Fix rolling update daemonset bug in clock-skew scenario #77208

DaiHao · 2019-04-29T12:12:57Z

What type of PR is this?

/kind bug

What this PR does / why we need it:

Pod's Ready condition is managed by kubelet, which is related to node clock. When controller's clock is slower than node, we will found that IsPodAvailable function judges pod unavailable. Then daemonset lose the change to update its status.
In this commit, controller resync the DaemonSet after MinReadySeconds as a last line of defense to guard against clock-skew.

Related issue #41641

Which issue(s) this PR fixes:

Fixes #77203

Special notes for your reviewer:

Does this PR introduce a user-facing change?:

enhance the daemonset sync logic in clock-skew scenario

k8s-ci-robot · 2019-04-29T12:13:04Z

Hi @DaiHao. Thanks for your PR.

I'm waiting for a kubernetes member to verify that this patch is reasonable to test. If it is, they should reply with /ok-to-test on its own line. Until that is done, I will not automatically test new commits in this PR, but the usual testing commands by org members will still work. Regular contributors should join the org to skip this step.

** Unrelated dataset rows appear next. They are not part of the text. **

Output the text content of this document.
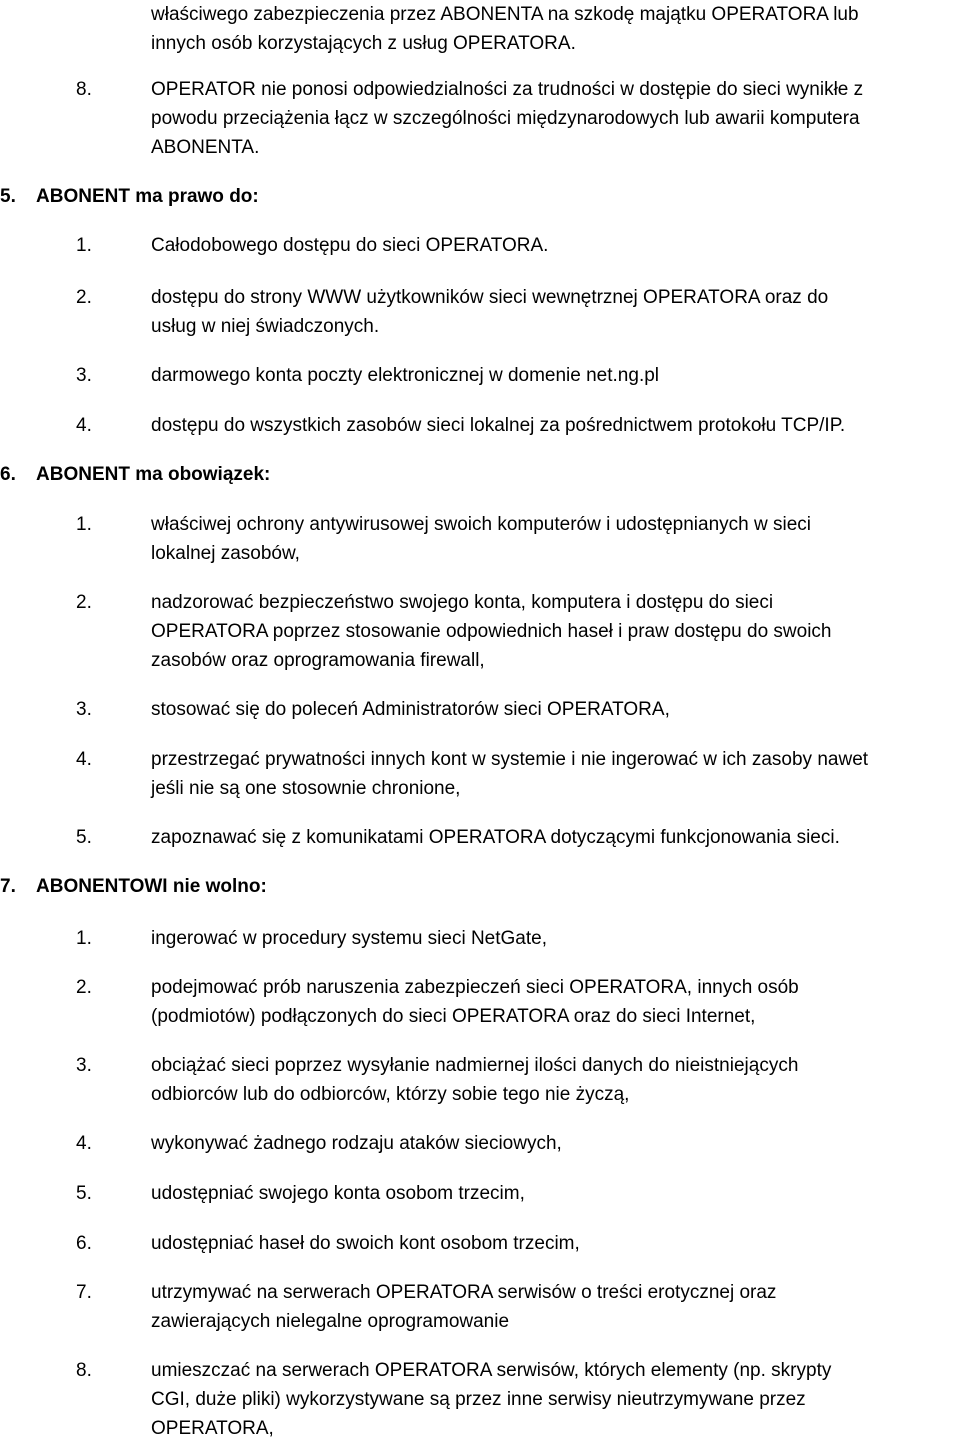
właściwego zabezpieczenia przez ABONENTA na szkodę majątku OPERATORA lub
innych osób korzystających z usług OPERATORA.
8.	OPERATOR nie ponosi odpowiedzialności za trudności w dostępie do sieci wynikłe z
powodu przeciążenia łącz w szczególności międzynarodowych lub awarii komputera
ABONENTA.
5. ABONENT ma prawo do:
1.	Całodobowego dostępu do sieci OPERATORA.
2.	dostępu do strony WWW użytkowników sieci wewnętrznej OPERATORA oraz do
usług w niej świadczonych.
3.	darmowego konta poczty elektronicznej w domenie net.ng.pl
4.	dostępu do wszystkich zasobów sieci lokalnej za pośrednictwem protokołu TCP/IP.
6. ABONENT ma obowiązek:
1.	właściwej ochrony antywirusowej swoich komputerów i udostępnianych w sieci
lokalnej zasobów,
2.	nadzorować bezpieczeństwo swojego konta, komputera i dostępu do sieci
OPERATORA poprzez stosowanie odpowiednich haseł i praw dostępu do swoich
zasobów oraz oprogramowania firewall,
3.	stosować się do poleceń Administratorów sieci OPERATORA,
4.	przestrzegać prywatności innych kont w systemie i nie ingerować w ich zasoby nawet
jeśli nie są one stosownie chronione,
5.	zapoznawać się z komunikatami OPERATORA dotyczącymi funkcjonowania sieci.
7. ABONENTOWI nie wolno:
1.	ingerować w procedury systemu sieci NetGate,
2.	podejmować prób naruszenia zabezpieczeń sieci OPERATORA, innych osób
(podmiotów) podłączonych do sieci OPERATORA oraz do sieci Internet,
3.	obciążać sieci poprzez wysyłanie nadmiernej ilości danych do nieistniejących
odbiorców lub do odbiorców, którzy sobie tego nie życzą,
4.	wykonywać żadnego rodzaju ataków sieciowych,
5.	udostępniać swojego konta osobom trzecim,
6.	udostępniać haseł do swoich kont osobom trzecim,
7.	utrzymywać na serwerach OPERATORA serwisów o treści erotycznej oraz
zawierających nielegalne oprogramowanie
8.	umieszczać na serwerach OPERATORA serwisów, których elementy (np. skrypty
CGI, duże pliki) wykorzystywane są przez inne serwisy nieutrzymywane przez
OPERATORA,
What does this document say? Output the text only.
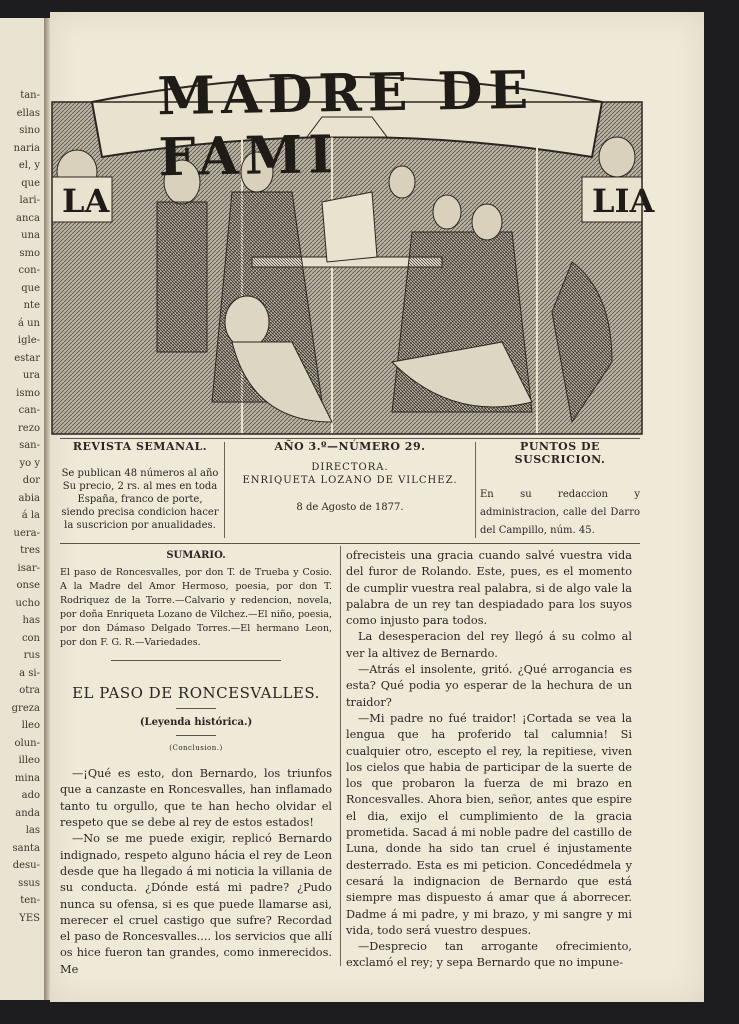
tan-
ellas
sino
naria
el, y
que
lari-
anca
una
smo
con-
que
nte
á un
igle-
estar
ura
ismo
can-
rezo
san-
yo y
dor
abia
á la
uera-
tres
isar-
onse
ucho
has
con
rus
a si-
otra
greza
lleo
olun-
illeo
mina
ado
anda
las
santa
desu-
ssus
ten-
YES
LA	LIA
MADRE DE FAMI
REVISTA SEMANAL.
Se publican 48 números al año Su precio, 2 rs. al mes en toda España, franco de porte, siendo precisa condicion hacer la suscricion por anualidades.
AÑO 3.º—NÚMERO 29.
DIRECTORA.
ENRIQUETA LOZANO DE VILCHEZ.
8 de Agosto de 1877.
PUNTOS DE SUSCRICION.
En su redaccion y administracion, calle del Darro del Campillo, núm. 45.
SUMARIO.

El paso de Roncesvalles, por don T. de Trueba y Cosio. A la Madre del Amor Hermoso, poesia, por don T. Rodriquez de la Torre.—Calvario y redencion, novela, por doña Enriqueta Lozano de Vilchez.—El niño, poesia, por don Dámaso Delgado Torres.—El hermano Leon, por don F. G. R.—Variedades.

EL PASO DE RONCESVALLES.
(Leyenda histórica.)
(Conclusion.)

—¡Qué es esto, don Bernardo, los triunfos que a canzaste en Roncesvalles, han inflamado tanto tu orgullo, que te han hecho olvidar el respeto que se debe al rey de estos estados!

—No se me puede exigir, replicó Bernardo indignado, respeto alguno hácia el rey de Leon desde que ha llegado á mi noticia la villania de su conducta. ¿Dónde está mi padre? ¿Pudo nunca su ofensa, si es que puede llamarse asi, merecer el cruel castigo que sufre? Recordad el paso de Roncesvalles.... los servicios que allí os hice fueron tan grandes, como inmerecidos. Me

ofrecisteis una gracia cuando salvé vuestra vida del furor de Rolando. Este, pues, es el momento de cumplir vuestra real palabra, si de algo vale la palabra de un rey tan despiadado para los suyos como injusto para todos.

La desesperacion del rey llegó á su colmo al ver la altivez de Bernardo.

—Atrás el insolente, gritó. ¿Qué arrogancia es esta? Qué podia yo esperar de la hechura de un traidor?

—Mi padre no fué traidor! ¡Cortada se vea la lengua que ha proferido tal calumnia! Si cualquier otro, escepto el rey, la repitiese, viven los cielos que habia de participar de la suerte de los que probaron la fuerza de mi brazo en Roncesvalles. Ahora bien, señor, antes que espire el dia, exijo el cumplimiento de la gracia prometida. Sacad á mi noble padre del castillo de Luna, donde ha sido tan cruel é injustamente desterrado. Esta es mi peticion. Concedédmela y cesará la indignacion de Bernardo que está siempre mas dispuesto á amar que á aborrecer. Dadme á mi padre, y mi brazo, y mi sangre y mi vida, todo será vuestro despues.

—Desprecio tan arrogante ofrecimiento, exclamó el rey; y sepa Bernardo que no impune-
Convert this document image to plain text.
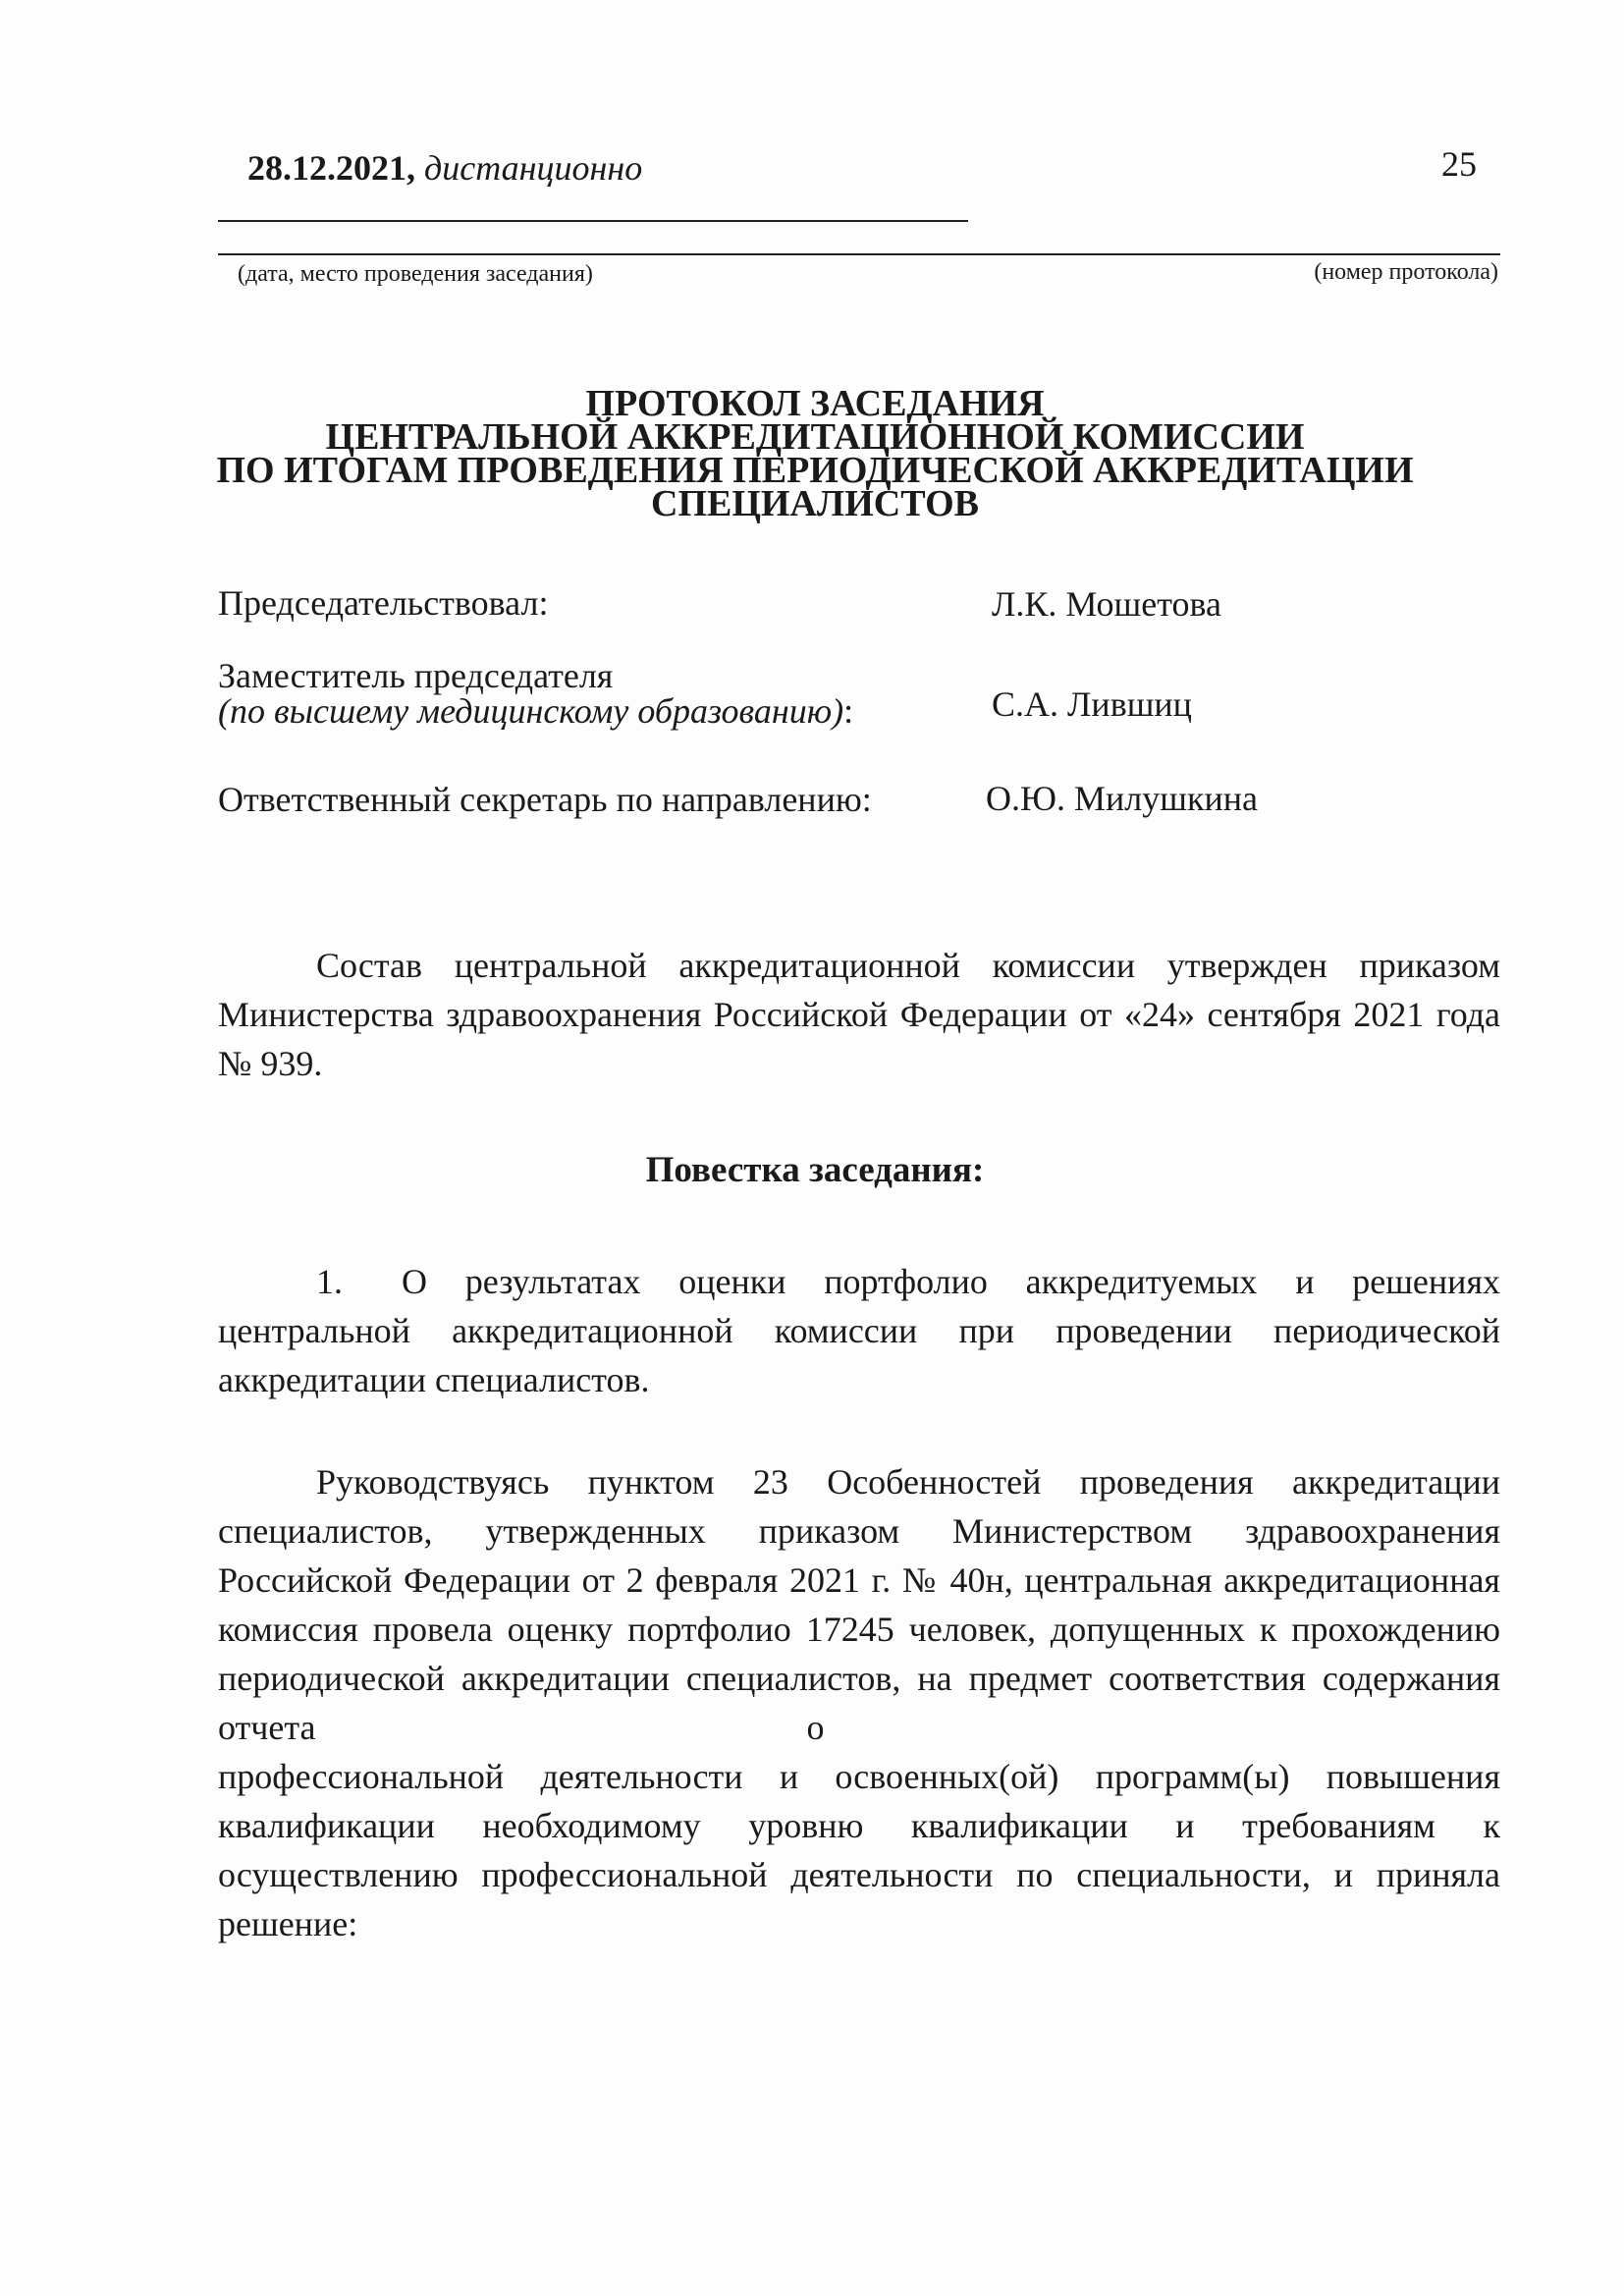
28.12.2021, дистанционно	25
(дата, место проведения заседания)	(номер протокола)
ПРОТОКОЛ ЗАСЕДАНИЯ
ЦЕНТРАЛЬНОЙ АККРЕДИТАЦИОННОЙ КОМИССИИ
ПО ИТОГАМ ПРОВЕДЕНИЯ ПЕРИОДИЧЕСКОЙ АККРЕДИТАЦИИ
СПЕЦИАЛИСТОВ
Председательствовал:	Л.К. Мошетова
Заместитель председателя
(по высшему медицинскому образованию):	С.А. Лившиц
Ответственный секретарь по направлению:	О.Ю. Милушкина
Состав центральной аккредитационной комиссии утвержден приказом Министерства здравоохранения Российской Федерации от «24» сентября 2021 года № 939.
Повестка заседания:
1. О результатах оценки портфолио аккредитуемых и решениях центральной аккредитационной комиссии при проведении периодической аккредитации специалистов.
Руководствуясь пунктом 23 Особенностей проведения аккредитации специалистов, утвержденных приказом Министерством здравоохранения Российской Федерации от 2 февраля 2021 г. № 40н, центральная аккредитационная комиссия провела оценку портфолио 17245 человек, допущенных к прохождению периодической аккредитации специалистов, на предмет соответствия содержания отчета	о
профессиональной деятельности и освоенных(ой) программ(ы) повышения квалификации необходимому уровню квалификации и требованиям к осуществлению профессиональной деятельности по специальности, и приняла решение:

Once the patch is verified, the new status will be reflected by the ok-to-test label.

I understand the commands that are listed here.

Instructions for interacting with me using PR comments are available here. If you have questions or suggestions related to my behavior, please file an issue against the kubernetes/test-infra repository.

DaiHao · 2019-04-29T12:16:22Z

PTAL @resouer @Kargakis

answer1991 · 2019-04-29T13:44:47Z

it's a critical bug in our production environment.

@zhangxiaoyu-zidif PTAL

pkg/controller/daemon/daemon_controller.go

0xmichalis · 2019-04-30T07:34:25Z

/priority important-soon
/kind bug

0xmichalis · 2019-04-30T07:39:24Z

@kubernetes/sig-apps-pr-reviews needs an approval

DaiHao · 2019-04-30T08:32:08Z

/test pull-kubernetes-e2e-gce-device-plugin-gpu

zhangxiaoyu-zidif · 2019-04-30T16:03:53Z

/lgtm

zhangxiaoyu-zidif · 2019-04-30T16:04:50Z

ping @janetkuo

krmayankk · 2019-05-01T04:30:15Z

pkg/controller/daemon/daemon_controller.go

@@ -1198,6 +1198,10 @@ func (dsc *DaemonSetsController) updateDaemonSetStatus(ds *apps.DaemonSet, nodeL
 		return fmt.Errorf("error storing status for daemon set %#v: %v", ds, err)
 	}

+	// Resync the DaemonSet after MinReadySeconds as a last line of defense to guard against clock-skew.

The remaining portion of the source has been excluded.